# Questions regarding black bars



## Akshay Dwivedi (Sep 26, 2010)

I know this might've been asked a couple of times but here goes:

My laptop screen resolution is 1366 x 768. I was watching the following movies on VLC media player:



> General
> Complete name : E:\Superbad.mp4
> Format : MPEG-4
> Format profile : Base Media / Version 2
> ...





> General
> Complete name : E:\The Amazing Spider Man 2.mp4
> Format  : MPEG-4
> Format profile : Base Media
> ...


My first question is, why does the Spiderman 2 have more thick black bars on the top and bottom of the screen when I play it on VLC in full screen mode as compared to Superbad?

Secondly, when I'm playing the movies in VLC and they're not in full screen mode, Spiderman 2 has black bars on the top and bottom and Superbad has black bars on the left and right. My question is why doesn't Superbad also have black bars on the top and bottom just like Spiderman 2?


----------



## Akshay Dwivedi (Sep 26, 2010)

> My first question is, why does the Spiderman 2 have more thick black bars on the top and bottom of the screen when I play it on VLC in full screen mode as compared to Superbad?


Okay so I googled around and my first question has been answered.
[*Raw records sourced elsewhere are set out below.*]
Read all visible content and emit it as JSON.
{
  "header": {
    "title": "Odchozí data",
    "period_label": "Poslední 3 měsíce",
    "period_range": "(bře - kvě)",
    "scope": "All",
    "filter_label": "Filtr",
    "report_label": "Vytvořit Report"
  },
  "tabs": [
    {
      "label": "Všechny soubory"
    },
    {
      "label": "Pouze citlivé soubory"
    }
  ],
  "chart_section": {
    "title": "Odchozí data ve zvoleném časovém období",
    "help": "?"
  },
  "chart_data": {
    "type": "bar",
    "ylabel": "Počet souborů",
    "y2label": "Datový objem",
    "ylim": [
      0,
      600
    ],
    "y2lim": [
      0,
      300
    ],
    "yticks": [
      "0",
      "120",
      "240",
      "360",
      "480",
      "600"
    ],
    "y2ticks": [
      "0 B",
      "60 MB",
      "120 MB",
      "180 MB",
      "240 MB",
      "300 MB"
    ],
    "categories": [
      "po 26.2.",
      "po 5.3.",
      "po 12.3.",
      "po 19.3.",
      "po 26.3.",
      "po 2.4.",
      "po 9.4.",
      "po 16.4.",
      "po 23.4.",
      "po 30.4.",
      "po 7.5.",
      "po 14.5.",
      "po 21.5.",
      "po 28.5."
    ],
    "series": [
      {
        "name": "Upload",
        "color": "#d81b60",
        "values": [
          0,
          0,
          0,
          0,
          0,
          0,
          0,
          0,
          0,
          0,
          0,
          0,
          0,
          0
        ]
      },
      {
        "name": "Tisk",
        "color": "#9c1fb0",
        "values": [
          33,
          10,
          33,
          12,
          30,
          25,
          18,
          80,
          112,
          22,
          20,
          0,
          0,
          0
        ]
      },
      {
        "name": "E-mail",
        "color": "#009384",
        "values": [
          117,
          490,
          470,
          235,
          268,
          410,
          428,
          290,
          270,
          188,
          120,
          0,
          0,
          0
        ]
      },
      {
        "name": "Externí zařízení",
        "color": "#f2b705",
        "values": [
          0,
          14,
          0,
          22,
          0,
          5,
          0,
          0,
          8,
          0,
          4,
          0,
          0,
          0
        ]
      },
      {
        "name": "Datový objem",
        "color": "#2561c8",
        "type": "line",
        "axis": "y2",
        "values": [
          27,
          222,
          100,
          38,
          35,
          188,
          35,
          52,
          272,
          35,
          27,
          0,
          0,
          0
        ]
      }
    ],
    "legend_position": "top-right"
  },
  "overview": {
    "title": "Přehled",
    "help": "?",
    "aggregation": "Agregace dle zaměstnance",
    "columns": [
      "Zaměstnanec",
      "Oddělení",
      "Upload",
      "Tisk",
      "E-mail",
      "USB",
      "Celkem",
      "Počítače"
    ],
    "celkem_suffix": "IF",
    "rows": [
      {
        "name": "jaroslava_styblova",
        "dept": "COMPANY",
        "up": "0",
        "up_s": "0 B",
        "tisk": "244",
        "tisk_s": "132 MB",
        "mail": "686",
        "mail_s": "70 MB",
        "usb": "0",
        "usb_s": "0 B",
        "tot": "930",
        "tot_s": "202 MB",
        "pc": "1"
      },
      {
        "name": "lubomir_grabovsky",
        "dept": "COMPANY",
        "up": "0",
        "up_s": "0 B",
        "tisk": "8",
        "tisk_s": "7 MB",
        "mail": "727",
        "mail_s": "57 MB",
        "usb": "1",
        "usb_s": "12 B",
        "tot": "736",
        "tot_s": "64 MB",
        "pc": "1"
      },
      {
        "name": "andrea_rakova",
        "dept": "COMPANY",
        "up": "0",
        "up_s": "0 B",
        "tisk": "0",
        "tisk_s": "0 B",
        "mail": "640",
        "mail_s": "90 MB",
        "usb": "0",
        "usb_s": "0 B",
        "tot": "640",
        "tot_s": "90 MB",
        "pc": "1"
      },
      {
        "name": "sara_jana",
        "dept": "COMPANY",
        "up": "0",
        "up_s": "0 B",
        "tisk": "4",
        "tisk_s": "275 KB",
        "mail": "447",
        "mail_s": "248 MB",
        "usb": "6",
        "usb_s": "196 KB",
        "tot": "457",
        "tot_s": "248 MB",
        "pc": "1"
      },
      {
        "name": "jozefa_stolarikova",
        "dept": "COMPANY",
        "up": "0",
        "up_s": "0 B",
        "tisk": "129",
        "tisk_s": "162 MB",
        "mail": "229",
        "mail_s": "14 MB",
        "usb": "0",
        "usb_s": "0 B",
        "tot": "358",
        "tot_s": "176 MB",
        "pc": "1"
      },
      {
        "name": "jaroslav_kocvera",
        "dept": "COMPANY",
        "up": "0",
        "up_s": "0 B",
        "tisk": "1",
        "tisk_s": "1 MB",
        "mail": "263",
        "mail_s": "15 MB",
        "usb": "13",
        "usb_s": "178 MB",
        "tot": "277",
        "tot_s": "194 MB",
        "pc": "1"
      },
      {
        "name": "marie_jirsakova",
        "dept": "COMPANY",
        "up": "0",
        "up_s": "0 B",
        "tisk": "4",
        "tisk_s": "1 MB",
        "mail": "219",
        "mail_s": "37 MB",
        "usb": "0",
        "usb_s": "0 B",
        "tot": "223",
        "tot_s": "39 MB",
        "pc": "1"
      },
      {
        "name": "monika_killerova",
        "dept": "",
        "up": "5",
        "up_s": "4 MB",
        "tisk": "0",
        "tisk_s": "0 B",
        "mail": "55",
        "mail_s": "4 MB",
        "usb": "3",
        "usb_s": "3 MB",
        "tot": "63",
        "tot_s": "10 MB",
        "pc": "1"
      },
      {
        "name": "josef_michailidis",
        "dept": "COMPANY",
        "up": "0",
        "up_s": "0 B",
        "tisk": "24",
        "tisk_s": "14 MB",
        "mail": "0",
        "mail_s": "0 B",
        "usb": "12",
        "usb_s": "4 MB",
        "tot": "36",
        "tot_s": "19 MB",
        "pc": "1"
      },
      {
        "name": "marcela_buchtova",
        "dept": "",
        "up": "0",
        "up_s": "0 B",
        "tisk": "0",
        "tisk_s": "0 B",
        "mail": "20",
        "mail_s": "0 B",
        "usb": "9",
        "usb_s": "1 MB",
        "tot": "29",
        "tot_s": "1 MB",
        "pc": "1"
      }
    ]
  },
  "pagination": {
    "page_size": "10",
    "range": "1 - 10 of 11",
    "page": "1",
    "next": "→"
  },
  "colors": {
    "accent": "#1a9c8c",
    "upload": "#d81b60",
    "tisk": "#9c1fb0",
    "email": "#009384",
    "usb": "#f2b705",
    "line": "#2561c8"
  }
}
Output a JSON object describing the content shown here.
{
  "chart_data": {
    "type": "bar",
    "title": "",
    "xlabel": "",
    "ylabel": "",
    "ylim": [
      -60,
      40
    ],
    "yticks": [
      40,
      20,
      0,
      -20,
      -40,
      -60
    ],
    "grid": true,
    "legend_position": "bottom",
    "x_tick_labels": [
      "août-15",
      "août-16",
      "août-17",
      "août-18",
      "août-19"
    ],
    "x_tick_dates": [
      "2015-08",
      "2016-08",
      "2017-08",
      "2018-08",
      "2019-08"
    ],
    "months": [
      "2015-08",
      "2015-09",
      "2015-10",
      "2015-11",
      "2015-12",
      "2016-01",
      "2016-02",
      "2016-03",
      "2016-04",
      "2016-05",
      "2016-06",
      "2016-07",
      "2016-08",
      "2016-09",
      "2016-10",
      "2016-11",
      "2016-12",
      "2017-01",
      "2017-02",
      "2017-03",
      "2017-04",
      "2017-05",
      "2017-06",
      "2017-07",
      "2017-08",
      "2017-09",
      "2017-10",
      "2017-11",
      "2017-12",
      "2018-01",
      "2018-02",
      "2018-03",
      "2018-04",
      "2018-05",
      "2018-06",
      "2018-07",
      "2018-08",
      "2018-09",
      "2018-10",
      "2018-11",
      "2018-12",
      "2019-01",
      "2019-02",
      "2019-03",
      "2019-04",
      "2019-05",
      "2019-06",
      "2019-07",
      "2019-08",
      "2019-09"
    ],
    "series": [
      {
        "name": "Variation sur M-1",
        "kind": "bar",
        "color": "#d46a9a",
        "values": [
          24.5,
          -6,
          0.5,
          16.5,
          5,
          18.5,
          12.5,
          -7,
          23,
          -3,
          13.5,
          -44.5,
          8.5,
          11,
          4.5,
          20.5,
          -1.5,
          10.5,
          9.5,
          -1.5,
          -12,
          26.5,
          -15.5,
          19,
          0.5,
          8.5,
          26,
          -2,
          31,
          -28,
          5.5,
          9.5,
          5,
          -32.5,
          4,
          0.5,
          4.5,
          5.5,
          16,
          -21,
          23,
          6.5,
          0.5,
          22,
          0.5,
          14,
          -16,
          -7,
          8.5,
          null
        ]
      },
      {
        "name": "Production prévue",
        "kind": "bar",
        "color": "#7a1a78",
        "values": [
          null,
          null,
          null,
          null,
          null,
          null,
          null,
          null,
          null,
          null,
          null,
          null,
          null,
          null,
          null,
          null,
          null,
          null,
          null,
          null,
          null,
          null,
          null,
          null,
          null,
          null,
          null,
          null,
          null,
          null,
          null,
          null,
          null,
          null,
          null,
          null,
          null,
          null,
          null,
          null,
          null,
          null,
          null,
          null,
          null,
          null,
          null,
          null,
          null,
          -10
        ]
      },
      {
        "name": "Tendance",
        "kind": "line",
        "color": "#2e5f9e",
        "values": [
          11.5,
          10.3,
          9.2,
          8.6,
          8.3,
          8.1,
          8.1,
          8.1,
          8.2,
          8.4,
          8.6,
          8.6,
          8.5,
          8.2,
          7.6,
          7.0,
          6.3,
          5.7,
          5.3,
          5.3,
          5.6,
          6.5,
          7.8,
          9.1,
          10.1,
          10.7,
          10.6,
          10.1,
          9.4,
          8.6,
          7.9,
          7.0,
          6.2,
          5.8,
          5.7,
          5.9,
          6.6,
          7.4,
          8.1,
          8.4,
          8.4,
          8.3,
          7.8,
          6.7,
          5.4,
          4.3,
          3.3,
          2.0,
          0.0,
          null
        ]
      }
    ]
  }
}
My screen's aspect ratio is 1.78:1. Since Superbad's aspect ratio is 1.85:1, the black bars displayed are thinner than those of Spiderman 2 (which has an AR of 2.40:1).

So can someone please answer my second question?

It says here (Why am I seeing black bars when I watch movies? - The BigScreen Cinema Guide) that



> A movie with an aspect ratio of less than 1.78:1 will have black bars displayed on the sides of a widescreen HDTV. A movie with an aspect ratio greater than 1.78:1 will have black bars at the top and bottom.


Both Superbad and Spiderman have AR's greater than 1.78:1. Then why is it that Superbad has black bars on the sides of the screen while Spiderman 2 has black bars at the top and bottom?


----------



## JimE (Apr 16, 2009)

Aspect ratio basics covered here: Aspect ratio (image) - Wikipedia, the free encyclopedia

and samples/descriptions here: Blu-ray and DVD Aspect Ratio


In regards to video files, AR can be controlled by the video encoding. If you have black bars on the left and right, the file was likely encoded improperly.

Both of the above files should have black bars top/bottom.


----------